ML - Week 11 - Theoretical Exercises

Hidden Markov Models

Questions to slides Hidden Markov Models - Training:

  • Explain why training by counting as explained on slides 3--9 yields a maximum likelihood estimate, i.e. why the parameters $\Theta = (A_{jk}, \pi_k, \phi_{ik})$ as computed from a given ${\bf X}$ and ${\bf Z }$ cf. slide 9 maximizes the joint probability $P({\bf X}, {\bf Z} | \Theta)$.

  • Consider Viterbi training as explained on slides 18-19. If a parameter in the initial model ${\bf \Theta^0}$ is set to zero, i.e. if a particular transition or emission probability is set to zero, then it will remain zero during all the iterations of Viterbi training (if we do not perform pseudo counts). Why?
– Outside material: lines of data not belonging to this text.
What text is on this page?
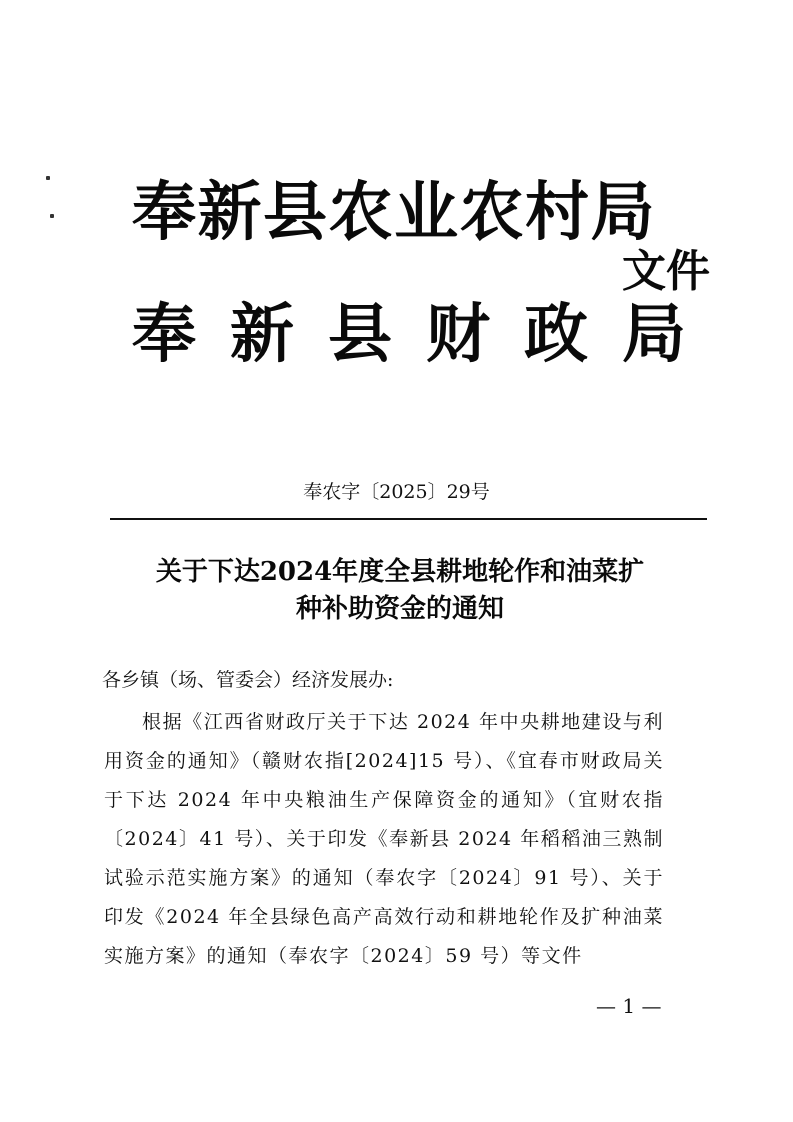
奉新县农业农村局
奉新县财政局
文件
奉农字〔2025〕29号
关于下达2024年度全县耕地轮作和油菜扩
种补助资金的通知
各乡镇（场、管委会）经济发展办:
根据《江西省财政厅关于下达 2024 年中央耕地建设与利用资金的通知》（赣财农指[2024]15 号）、《宜春市财政局关于下达 2024 年中央粮油生产保障资金的通知》（宜财农指〔2024〕41 号）、关于印发《奉新县 2024 年稻稻油三熟制试验示范实施方案》的通知（奉农字〔2024〕91 号）、关于印发《2024 年全县绿色高产高效行动和耕地轮作及扩种油菜实施方案》的通知（奉农字〔2024〕59 号）等文件
— 1 —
  • Explain why you can stop Viterbi training if the Viterbi decoding does not change between two iterations?

  • Consider EM for HMMs (Baum-Welch training as outlined on slides 30 and 46. It also has the property that if a parameter in the initial model ${\bf \Theta^0}$ is set to zero, i.e. if a particular transition or emission probability is set to zero, then it will remain zero during all the iterations of the EM training. Why?